Testing of sewage for the presence of infectious disease, known as wastewater-based epidemiology (WBE), is used to assess disease burden in communities without the need for individualised testing. It allows for cost-effective, non-invasive and unbiased disease screening of whole communities, and can be deployed in areas traditionally underserved by healthcare surveillance. Aotearoa New Zealand has been conducting wastewater-based surveillance for the presence of COVID-19 since early 2020 and recently extended this work to detect other pathogens.

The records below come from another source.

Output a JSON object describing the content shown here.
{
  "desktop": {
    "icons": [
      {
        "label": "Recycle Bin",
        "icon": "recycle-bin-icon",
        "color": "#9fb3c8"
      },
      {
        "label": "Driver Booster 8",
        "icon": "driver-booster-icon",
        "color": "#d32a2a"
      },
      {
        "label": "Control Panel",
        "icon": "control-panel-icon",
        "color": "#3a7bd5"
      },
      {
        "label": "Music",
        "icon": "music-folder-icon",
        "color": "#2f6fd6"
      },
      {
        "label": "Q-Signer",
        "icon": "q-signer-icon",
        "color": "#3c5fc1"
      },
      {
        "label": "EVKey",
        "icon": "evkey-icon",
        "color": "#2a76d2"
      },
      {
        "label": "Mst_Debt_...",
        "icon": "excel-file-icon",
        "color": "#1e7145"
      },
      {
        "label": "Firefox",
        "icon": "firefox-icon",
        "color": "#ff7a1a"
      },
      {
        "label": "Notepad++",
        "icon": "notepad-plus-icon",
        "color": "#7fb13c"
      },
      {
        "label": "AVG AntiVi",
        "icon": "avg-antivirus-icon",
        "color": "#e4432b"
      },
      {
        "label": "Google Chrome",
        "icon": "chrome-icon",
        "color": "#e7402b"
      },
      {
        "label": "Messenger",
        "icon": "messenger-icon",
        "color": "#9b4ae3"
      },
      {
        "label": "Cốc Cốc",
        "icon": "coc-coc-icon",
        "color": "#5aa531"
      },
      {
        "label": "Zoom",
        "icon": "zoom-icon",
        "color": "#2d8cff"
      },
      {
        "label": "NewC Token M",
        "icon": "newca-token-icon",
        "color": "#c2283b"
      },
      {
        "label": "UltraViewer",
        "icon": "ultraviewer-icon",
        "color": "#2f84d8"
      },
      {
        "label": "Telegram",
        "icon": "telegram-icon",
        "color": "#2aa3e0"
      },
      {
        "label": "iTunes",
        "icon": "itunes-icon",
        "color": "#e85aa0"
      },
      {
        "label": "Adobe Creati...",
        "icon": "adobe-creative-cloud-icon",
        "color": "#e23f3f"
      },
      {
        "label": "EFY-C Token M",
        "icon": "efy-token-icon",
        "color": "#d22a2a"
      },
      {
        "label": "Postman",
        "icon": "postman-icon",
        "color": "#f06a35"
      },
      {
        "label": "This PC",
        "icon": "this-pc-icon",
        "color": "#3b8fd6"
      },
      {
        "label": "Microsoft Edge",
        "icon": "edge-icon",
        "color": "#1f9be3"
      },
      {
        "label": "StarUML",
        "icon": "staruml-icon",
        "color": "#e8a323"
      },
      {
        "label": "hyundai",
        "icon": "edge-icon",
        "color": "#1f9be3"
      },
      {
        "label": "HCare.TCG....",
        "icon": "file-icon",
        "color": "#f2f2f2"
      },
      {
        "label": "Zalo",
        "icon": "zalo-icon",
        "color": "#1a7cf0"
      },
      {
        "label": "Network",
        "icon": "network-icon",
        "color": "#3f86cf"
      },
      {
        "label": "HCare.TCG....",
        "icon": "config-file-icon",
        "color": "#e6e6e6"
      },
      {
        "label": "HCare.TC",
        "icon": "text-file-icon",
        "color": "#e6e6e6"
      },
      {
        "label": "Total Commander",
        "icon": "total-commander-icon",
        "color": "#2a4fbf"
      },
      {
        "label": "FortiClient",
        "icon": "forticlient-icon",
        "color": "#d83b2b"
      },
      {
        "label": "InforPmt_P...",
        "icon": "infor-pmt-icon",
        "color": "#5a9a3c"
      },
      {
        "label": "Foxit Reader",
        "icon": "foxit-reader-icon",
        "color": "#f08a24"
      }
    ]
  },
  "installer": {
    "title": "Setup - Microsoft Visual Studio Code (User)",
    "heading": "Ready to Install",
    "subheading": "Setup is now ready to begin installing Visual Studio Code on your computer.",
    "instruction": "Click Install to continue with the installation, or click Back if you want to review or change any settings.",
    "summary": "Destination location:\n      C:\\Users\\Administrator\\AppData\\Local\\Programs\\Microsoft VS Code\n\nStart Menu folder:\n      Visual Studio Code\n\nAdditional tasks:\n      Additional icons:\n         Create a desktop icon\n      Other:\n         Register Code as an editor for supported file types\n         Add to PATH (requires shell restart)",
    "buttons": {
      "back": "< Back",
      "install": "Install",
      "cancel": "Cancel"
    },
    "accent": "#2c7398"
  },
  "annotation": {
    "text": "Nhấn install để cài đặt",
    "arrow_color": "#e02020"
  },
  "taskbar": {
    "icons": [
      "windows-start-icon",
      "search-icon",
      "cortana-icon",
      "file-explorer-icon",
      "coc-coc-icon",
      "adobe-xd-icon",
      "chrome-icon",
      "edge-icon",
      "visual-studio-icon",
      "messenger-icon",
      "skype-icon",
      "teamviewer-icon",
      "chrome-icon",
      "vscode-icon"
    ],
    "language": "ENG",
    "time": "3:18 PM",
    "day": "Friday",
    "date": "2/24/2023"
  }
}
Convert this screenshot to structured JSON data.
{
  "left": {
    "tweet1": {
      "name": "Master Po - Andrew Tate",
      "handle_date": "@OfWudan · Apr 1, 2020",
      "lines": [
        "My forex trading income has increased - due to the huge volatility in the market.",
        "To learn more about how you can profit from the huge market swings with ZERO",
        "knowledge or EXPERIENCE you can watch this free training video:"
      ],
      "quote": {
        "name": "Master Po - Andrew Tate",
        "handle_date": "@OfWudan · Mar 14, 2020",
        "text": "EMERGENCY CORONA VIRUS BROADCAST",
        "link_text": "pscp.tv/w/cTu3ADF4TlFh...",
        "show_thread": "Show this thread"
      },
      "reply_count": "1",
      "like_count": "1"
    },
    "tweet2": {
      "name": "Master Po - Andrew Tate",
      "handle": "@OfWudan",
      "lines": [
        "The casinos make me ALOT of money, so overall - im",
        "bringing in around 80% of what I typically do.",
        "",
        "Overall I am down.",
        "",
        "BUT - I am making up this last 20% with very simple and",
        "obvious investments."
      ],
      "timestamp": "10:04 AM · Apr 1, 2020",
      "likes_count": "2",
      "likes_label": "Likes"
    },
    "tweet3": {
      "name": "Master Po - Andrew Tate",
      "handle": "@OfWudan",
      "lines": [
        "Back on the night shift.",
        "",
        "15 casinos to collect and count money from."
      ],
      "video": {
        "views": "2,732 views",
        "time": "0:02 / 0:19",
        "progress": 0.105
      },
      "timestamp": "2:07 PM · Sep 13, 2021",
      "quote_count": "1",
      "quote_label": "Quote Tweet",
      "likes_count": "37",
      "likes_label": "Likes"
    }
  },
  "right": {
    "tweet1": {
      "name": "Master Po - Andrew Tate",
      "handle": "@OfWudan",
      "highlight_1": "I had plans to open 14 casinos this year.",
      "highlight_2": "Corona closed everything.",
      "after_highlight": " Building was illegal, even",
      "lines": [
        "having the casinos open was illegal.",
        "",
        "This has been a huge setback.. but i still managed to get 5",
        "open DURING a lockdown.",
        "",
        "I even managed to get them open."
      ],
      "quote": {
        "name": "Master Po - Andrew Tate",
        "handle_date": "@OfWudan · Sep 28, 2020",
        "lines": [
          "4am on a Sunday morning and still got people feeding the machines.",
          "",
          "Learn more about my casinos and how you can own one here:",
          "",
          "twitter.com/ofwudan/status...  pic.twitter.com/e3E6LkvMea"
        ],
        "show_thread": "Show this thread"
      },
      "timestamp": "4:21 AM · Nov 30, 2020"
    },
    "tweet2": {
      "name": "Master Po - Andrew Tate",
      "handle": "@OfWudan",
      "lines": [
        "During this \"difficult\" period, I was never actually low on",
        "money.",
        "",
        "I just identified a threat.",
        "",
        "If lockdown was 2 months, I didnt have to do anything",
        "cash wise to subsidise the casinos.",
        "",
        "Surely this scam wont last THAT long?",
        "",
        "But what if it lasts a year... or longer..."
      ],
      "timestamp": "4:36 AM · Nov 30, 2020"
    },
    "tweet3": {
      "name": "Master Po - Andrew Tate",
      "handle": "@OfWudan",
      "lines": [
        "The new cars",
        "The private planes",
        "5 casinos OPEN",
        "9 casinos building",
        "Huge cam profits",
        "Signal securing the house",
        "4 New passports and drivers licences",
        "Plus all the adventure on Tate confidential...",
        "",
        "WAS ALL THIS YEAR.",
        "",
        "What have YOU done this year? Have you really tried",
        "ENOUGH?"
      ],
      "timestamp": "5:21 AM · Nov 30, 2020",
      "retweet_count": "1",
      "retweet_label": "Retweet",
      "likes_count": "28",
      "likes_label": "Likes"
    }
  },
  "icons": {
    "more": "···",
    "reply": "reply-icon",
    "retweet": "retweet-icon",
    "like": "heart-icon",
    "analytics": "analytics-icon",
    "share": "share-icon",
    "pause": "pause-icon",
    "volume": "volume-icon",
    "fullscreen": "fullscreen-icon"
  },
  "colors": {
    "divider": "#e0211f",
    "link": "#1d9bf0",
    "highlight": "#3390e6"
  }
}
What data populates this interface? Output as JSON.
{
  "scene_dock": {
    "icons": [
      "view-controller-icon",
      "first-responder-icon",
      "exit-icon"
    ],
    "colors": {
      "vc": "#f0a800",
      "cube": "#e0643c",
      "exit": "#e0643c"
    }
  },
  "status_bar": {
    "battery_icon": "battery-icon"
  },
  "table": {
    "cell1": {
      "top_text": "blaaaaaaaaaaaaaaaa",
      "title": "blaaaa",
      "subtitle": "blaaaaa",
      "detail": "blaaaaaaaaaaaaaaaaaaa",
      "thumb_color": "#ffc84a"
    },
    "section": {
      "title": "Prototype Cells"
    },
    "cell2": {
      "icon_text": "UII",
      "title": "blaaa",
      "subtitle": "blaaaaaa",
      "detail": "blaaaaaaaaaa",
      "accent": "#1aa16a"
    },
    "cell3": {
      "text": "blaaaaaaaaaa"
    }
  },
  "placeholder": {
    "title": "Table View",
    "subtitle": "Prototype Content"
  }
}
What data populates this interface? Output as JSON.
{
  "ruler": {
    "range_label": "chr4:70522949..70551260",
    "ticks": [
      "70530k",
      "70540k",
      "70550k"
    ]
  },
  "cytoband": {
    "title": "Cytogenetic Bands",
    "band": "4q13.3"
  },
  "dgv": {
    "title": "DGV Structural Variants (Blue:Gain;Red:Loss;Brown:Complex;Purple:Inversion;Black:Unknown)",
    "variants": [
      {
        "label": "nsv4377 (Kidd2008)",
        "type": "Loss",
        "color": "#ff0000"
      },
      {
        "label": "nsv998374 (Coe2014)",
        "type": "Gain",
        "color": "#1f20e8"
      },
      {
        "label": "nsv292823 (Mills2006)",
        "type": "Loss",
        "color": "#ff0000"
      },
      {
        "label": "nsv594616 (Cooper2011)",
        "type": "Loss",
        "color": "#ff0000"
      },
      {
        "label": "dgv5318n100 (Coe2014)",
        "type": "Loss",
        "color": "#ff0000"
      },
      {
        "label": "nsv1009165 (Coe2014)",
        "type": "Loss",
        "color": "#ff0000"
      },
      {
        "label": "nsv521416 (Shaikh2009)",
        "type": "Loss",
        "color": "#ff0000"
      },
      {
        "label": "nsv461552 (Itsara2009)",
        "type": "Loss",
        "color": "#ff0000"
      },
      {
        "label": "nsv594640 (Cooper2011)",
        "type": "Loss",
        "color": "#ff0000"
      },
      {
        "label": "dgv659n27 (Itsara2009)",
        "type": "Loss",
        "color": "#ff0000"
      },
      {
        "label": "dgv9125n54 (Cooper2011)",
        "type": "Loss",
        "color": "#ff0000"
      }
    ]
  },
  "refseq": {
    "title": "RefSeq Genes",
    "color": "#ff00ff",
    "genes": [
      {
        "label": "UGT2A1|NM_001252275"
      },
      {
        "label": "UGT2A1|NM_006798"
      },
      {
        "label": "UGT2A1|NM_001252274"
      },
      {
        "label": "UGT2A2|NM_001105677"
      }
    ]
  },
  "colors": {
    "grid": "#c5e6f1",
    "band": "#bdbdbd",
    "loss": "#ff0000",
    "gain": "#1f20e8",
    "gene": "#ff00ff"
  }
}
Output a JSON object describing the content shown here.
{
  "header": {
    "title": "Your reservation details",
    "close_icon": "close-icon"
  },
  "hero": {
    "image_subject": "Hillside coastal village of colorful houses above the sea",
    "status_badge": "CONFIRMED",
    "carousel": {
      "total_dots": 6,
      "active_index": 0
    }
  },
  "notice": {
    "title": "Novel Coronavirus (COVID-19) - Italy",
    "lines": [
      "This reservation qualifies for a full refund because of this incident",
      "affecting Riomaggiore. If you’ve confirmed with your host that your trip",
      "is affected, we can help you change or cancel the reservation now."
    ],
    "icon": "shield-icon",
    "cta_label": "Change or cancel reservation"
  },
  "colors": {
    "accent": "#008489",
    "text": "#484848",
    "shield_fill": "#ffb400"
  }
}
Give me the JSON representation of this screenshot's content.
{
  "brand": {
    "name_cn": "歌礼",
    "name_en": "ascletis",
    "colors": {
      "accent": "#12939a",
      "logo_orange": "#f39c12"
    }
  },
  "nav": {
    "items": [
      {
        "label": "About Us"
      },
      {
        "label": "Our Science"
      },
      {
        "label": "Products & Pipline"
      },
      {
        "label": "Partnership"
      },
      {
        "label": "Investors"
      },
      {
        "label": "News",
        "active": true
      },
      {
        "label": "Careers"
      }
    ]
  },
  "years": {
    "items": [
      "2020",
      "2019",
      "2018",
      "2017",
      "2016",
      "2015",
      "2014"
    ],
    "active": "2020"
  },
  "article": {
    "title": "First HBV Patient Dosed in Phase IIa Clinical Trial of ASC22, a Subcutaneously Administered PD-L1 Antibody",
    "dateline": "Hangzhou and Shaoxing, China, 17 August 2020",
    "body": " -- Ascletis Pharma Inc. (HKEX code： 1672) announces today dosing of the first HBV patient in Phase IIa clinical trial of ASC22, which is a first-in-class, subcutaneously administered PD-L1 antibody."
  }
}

While the implementation of WBE in large communities, in Aotearoa New Zealand and internationally has been well established, much less focus has been placed on local-scale WBE. This includes the level of sampling individual buildings. This is a key gap in our pandemic preparedness because it is now well established that wastewater testing can play a hugely important role in monitoring for current and emerging disease threats.
The ability to roll out wastewater testing at localised scales at the beginning of an outbreak with an established understanding of the sampling methodology and frequency needed would improve likelihood of detection. This is important for smaller, vulnerable communities - especially those that are not connected to large municipal wastewater treatment plants, who could suffer out-sized and inequitable impacts due to undetected disease spread.
The first and most important step in this project will be to engage with Tāngata Whenua, Pacific Peoples, local communities, airlines, government and public health organisations to establish whether WBE is of value to them. The team will consider the ethical implications, the most appropriate actions to be taken in response to results generated, and the pathways for dissemination of results. There will be tikanga precedents from previous studies on waste, water and data sovereignty in action.
The practical focus of this mahi rangahau is appropriate and effective means for implementation of wastewater analysis in smaller-scale settings. This sampling closer to the source and of smaller populations could allow new opportunities for early detection of infectious diseases, for confirmation of the elimination of diseases, and for better public health understanding of underrepresented populations.
Sampling at small scales is potentially controversial, therefore one of the team’s main goals will be to understand the ethical implications of small-scale testing and mitigate the risk of marginalisation or stigmatisation. They will undertake risk assessments from both person-to-person transmission and from the wastewater itself to individuals who come into contact with it.